Some shock sites presented photos and videos of death and violence in the manner of (and sometimes alongside) pornography. Its launch corresponded with the shutdown of its predecessor, Ogrish, on Halloween of 2006, at site that had, along with sites like and Stile Project, openly reveled in the prurience of what it was sharing. It positions itself as an unfiltered companion to the mainstream media, but Liveleak has its roots in the culture of “shock” or “gore” sites. Now nearly 15 years old, it still gets between 16 and 20 million unique visitors a month, with surges accompanying a rare viral sensation (a video of a plane landing sideways in heavy wind) or, more often, a spasm of well-documented violence. Since 2006, under the tagline “Redefining the Media,” the site has functioned as a smaller, grislier YouTube, with a stated emphasis on news-adjacent footage that depicts war, crime or terrorism. Liveleak isn’t the sort of site where you just happen upon something horrific horrific videos are what its users, dedicated or casual, come there to see. “We fully understand some people will be very unhappy with this decision.” “We’ve received no small number of complaints regarding the fact we will not carry the video,” the website said in a post. Liveleak, however, was far more frank about its users’ desires.

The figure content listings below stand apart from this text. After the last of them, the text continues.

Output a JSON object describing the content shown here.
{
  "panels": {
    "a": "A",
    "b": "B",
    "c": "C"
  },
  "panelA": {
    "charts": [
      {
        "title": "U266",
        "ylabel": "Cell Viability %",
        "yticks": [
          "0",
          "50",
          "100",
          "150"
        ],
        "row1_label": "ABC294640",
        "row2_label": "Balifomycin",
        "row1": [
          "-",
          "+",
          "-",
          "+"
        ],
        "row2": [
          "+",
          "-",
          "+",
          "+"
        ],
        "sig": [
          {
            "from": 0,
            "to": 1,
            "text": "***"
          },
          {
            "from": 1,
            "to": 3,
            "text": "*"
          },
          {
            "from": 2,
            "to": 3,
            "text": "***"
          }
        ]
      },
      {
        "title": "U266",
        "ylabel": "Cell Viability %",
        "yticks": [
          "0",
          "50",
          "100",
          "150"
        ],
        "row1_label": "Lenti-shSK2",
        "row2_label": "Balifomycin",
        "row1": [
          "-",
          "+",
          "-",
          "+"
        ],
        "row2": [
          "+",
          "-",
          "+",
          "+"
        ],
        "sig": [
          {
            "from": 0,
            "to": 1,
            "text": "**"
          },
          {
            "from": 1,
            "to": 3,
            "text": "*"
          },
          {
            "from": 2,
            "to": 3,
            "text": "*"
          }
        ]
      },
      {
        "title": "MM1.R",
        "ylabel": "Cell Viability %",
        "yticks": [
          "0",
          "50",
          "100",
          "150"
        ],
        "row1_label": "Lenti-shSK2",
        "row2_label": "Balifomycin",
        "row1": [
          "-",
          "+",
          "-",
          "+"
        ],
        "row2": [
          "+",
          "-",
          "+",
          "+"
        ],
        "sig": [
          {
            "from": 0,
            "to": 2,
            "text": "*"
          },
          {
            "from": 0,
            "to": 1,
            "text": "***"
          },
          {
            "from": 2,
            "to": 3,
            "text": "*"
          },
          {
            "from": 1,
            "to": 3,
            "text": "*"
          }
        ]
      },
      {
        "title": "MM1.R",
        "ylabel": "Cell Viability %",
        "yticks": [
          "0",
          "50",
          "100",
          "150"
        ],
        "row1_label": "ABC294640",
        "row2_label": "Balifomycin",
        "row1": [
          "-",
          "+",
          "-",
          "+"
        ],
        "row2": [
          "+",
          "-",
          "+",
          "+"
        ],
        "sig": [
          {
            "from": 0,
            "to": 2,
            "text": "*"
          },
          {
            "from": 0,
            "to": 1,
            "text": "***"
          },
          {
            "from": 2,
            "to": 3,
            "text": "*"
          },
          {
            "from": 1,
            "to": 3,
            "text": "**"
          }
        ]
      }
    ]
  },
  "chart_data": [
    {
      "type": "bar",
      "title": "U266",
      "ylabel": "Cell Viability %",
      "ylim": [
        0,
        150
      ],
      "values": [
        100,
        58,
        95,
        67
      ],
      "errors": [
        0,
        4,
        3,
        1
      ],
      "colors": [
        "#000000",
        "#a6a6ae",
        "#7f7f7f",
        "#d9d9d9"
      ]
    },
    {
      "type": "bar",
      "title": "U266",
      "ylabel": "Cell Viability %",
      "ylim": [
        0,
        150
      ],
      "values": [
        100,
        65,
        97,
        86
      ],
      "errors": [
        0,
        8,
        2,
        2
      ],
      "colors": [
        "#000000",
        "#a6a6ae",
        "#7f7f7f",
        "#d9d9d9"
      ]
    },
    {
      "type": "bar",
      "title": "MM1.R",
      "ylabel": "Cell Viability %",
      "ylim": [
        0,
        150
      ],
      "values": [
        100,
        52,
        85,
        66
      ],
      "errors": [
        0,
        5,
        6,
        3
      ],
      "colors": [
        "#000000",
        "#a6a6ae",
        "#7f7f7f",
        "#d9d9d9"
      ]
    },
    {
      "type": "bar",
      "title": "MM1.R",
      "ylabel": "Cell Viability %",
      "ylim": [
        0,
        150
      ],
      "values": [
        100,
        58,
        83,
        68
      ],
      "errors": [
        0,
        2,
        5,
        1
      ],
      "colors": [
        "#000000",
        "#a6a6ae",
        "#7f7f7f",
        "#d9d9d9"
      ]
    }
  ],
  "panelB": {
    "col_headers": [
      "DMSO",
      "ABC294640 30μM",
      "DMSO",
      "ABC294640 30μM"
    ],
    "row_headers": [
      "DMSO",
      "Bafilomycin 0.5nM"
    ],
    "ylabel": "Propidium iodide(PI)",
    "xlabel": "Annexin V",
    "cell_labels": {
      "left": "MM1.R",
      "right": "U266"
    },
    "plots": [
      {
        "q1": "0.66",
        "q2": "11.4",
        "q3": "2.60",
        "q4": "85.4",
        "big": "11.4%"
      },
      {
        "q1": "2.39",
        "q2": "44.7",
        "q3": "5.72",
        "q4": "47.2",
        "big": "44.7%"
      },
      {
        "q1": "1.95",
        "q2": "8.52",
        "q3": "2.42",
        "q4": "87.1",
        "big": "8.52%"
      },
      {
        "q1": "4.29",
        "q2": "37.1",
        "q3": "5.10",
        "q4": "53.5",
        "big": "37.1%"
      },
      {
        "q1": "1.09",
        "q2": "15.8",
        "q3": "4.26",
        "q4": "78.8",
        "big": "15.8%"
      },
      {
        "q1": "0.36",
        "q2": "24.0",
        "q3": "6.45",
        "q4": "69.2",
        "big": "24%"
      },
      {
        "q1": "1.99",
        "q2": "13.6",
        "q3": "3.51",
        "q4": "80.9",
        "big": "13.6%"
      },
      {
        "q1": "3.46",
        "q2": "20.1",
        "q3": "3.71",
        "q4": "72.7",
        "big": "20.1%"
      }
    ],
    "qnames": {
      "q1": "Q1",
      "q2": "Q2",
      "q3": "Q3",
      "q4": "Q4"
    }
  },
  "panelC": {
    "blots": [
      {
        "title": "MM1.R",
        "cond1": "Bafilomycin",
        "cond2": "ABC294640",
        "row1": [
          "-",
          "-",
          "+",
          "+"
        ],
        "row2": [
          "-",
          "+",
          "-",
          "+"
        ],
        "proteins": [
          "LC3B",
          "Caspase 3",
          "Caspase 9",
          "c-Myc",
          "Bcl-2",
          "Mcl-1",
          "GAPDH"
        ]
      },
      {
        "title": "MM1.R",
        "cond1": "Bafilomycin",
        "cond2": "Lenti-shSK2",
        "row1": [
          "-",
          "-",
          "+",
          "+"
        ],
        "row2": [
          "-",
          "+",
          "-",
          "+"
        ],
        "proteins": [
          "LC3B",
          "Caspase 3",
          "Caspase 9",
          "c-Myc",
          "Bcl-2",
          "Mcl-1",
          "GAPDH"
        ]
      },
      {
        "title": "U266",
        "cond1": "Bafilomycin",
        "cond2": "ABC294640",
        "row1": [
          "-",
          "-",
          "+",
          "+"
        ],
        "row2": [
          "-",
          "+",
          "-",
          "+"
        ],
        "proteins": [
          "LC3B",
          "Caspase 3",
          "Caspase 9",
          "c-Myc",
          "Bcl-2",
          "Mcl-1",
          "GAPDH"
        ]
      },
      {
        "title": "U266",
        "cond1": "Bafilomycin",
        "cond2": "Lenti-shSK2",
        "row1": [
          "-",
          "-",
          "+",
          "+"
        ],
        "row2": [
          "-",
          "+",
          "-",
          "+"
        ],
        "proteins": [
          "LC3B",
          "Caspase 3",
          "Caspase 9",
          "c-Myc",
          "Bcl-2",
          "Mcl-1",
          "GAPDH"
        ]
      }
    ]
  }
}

liveleak new zealand shooter video

Liveleak, a YouTube-style video site, compared the shooting video to the “glossy promo videos for ISIS” and said that it wouldn’t “indulge” the shooter by hosting his recording. Reddit banned a community called WatchPeopleDie, which had been active for the last seven years and attracted more than 400 thousand subscribers, after some of its volunteer moderators, already under increased scrutiny, refused to take down copies of the Christchurch attack. People wanted to share this.Įlsewhere online, other platforms were also scrambling. But its other explanations suggest the company was also thwarted by a much larger and less organized group: the Facebook users behind the rest of that 1.5 million - the people who, as the company said, might have been “filming the broadcasts on TV, capturing videos from websites, filming computer screens with their phones, or just re-sharing a clip they received.” It can gesture blame, as it did, at “coordination by bad actors” who seek to re-share the video with as many people as possible. (The company also acknowledged criticism that it should have done a better job.)įacebook can explain why such a video isn’t welcome on its platform, and how they removed it. On March 20, the company elaborated on its efforts, explaining that existing “content matching” systems and artificial intelligence hadn’t been able to stop the video’s spread because the content itself had morphed so many times. “In the first 24 hours we removed 1.5 million videos of the attack globally, of which over 1.2 million were blocked at upload,” Facebook said publicly on March 16. This, Facebook said, was among the reasons the company couldn’t quickly eliminate the footage from its platform, which the killer chose as his medium for his broadcast. The recording was made with that intention - to spread. The video of the Christchurch mosque killings portrays the murder of innocent people from the perspective of their killer, who also used it to disseminate his racist motivations and genocidal worldview.